Incident indicators and alerts in Cybersecurity - Time & Space Complexity
When monitoring cybersecurity incidents, it's important to understand how the time to process indicators and alerts changes as more data comes in.
We want to know how the work grows when the number of incident indicators increases.
Analyze the time complexity of the following code snippet.
for indicator in incident_indicators:
if indicator.matches(alert):
send_alert_notification(indicator)
This code checks each incident indicator against an alert and sends a notification if there is a match.
Identify the loops, recursion, array traversals that repeat.
- Primary operation: Looping through each incident indicator to check for a match.
- How many times: Once for every indicator in the list.
As the number of incident indicators grows, the number of checks grows at the same rate.

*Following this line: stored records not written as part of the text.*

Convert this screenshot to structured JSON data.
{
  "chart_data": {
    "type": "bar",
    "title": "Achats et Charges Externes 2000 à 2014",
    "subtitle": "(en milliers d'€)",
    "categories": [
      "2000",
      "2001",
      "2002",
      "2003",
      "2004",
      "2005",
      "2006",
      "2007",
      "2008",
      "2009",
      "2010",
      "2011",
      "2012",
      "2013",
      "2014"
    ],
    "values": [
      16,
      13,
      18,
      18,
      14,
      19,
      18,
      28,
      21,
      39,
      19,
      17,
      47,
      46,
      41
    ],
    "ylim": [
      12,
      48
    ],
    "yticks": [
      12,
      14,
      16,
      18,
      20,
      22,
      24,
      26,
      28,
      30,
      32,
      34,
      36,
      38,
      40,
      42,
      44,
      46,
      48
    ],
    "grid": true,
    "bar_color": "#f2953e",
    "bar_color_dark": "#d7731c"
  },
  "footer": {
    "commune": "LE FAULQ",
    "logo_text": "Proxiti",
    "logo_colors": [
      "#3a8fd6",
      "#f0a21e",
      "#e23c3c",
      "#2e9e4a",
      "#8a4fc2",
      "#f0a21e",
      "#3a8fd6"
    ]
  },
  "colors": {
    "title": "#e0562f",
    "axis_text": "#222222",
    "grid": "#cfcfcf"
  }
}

| Input Size (n) | Approx. Operations |
|---|---|
| 10 | 10 checks |
| 100 | 100 checks |
| 1000 | 1000 checks |
Pattern observation: The work increases directly with the number of indicators.
Time Complexity: O(n)
This means the time to process alerts grows in a straight line as the number of incident indicators increases.
[X] Wrong: "Checking more indicators won't affect processing time much because computers are fast."
[OK] Correct: Even though computers are fast, each additional indicator adds more work, so processing time grows steadily with more data.
Understanding how processing time grows with data size helps you explain how alert systems scale and why efficient checks matter in real security work.
"What if we indexed the incident indicators for faster matching? How would the time complexity change?"